Don't Feed the Troll



I was added to a group on Facebook a short while back.  A Pagan group combating plagiarism.  A subject dear to my heart as we know.  For the most part it was fairly quiet to begin with, except for frequent reminders that anyone who has the admins blocked will be removed from the group and that lurkers will be removed.

A bit strange on the lurker front, but okay.

Then someone posted about a new-old-recycled-but still with all the same errors book that had popped up on Amazon.  I very quickly learned about an interesting person or group of people (theories are varied) who have published a number of books.  When the first book was approaching publication, the publisher pulled it as the plagiarism content was too high.  They even blogged about it here and here.

If I’ve understood this correctly, the books were then self-published and up for sale on Amazon, where they met with resounding criticism.

Now identical books have been (self) published but this time by someone else who claims to have no knowledge or association with the previous author.
Read all about it here  or here it’s worth reading through the archives, it’s quite entertaining.

The Amazon reviews on the new books are certainly um, well, interesting, but it gets frightening when the author or friends of theirs start attacking the reviewers.  Claims are made about sock puppets and then private information (addresses and phone numbers I believe) are posted on these reviews and on facebook.  What’s even more frightening is that someone got a threatening phone call from one of this group, and they had gotten the wrong person.  Similarity of Amazon pseudonyms had caused the mistake, perhaps, but what started out as defending their dreadful work has become stalking and something a whole lot more sinister.

After all of this was documented and discussed on the facebook group, someone states that these people are the reason this group was created and the reason behind the lurker rule.  The whole reason is to keep an eye on these people? Really?

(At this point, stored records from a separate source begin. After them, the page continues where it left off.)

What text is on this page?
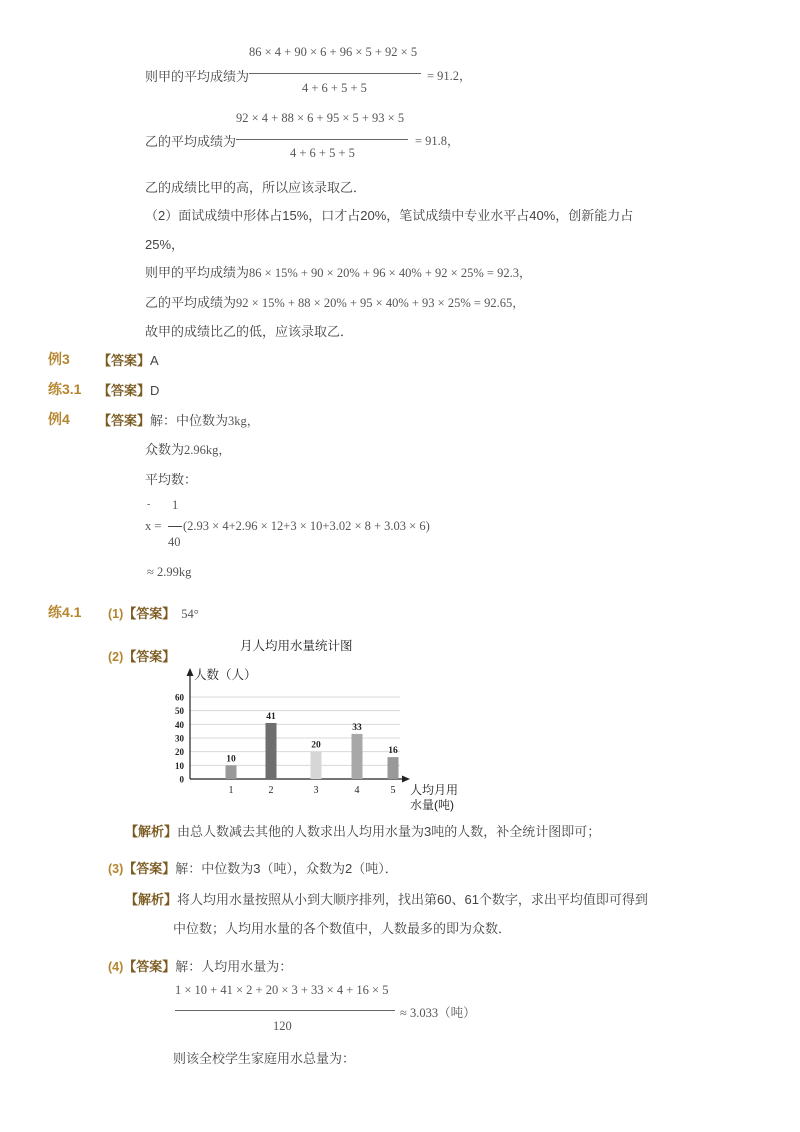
86 × 4 + 90 × 6 + 96 × 5 + 92 × 5
则甲的平均成绩为	= 91.2，
4 + 6 + 5 + 5
92 × 4 + 88 × 6 + 95 × 5 + 93 × 5
乙的平均成绩为	= 91.8，
4 + 6 + 5 + 5
乙的成绩比甲的高，所以应该录取乙．
（2）面试成绩中形体占15%，口才占20%，笔试成绩中专业水平占40%，创新能力占
25%，
则甲的平均成绩为 86 × 15% + 90 × 20% + 96 × 40% + 92 × 25% = 92.3，
乙的平均成绩为 92 × 15% + 88 × 20% + 95 × 40% + 93 × 25% = 92.65，
故甲的成绩比乙的低，应该录取乙．
例3 【答案】 A
练3.1 【答案】 D
例4 【答案】 解：中位数为 3kg，
众数为 2.96kg，
平均数：
- 1
x = (2.93 × 4+2.96 × 12+3 × 10+3.02 × 8 + 3.03 × 6)
40
≈ 2.99kg
练4.1 (1) 【答案】 54°
(2) 【答案】
月人均用水量统计图
人数（人）
人均月用
水量(吨)
0
10
20
30
40
50
60
10
1
41
2
20
3
33
4
16
5
【解析】 由总人数减去其他的人数求出人均用水量为3吨的人数，补全统计图即可；
(3) 【答案】 解：中位数为3（吨），众数为2（吨）．
【解析】 将人均用水量按照从小到大顺序排列，找出第60、61个数字，求出平均值即可得到
中位数；人均用水量的各个数值中，人数最多的即为众数．
(4) 【答案】 解：人均用水量为：
1 × 10 + 41 × 2 + 20 × 3 + 33 × 4 + 16 × 5
≈ 3.033（吨）
120
则该全校学生家庭用水总量为：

Now I do understand that these people are more than just a little unhinged, obviously out for the quickest buck they can and their books are cut and paste from google searches.  But to create a group purely for the purpose of keeping an eye on them and combating their crimes against paganism?  Strangely enough, a link was provided for the website Problematic Pagans and yet none of this problematic group seem to be mentioned on it.  Wouldn’t this be one of the most appropriate places for such information?

Maybe there is a reason that this “author/coven” are paranoid and now on the offensive – people are out to get them.  If they were ignored and allowed to sink into the obscurity that their work deserves they wouldn’t be quite so prominent or getting as much attention as they are.

Has the phrase “Don’t Feed The Troll” never occurred to this group? 

The more attention they get, the greater their notoriety, the more people wonder if perhaps they’re just being picked on by big bad meanies.  As my mother used to say, ignore them and they’ll go away.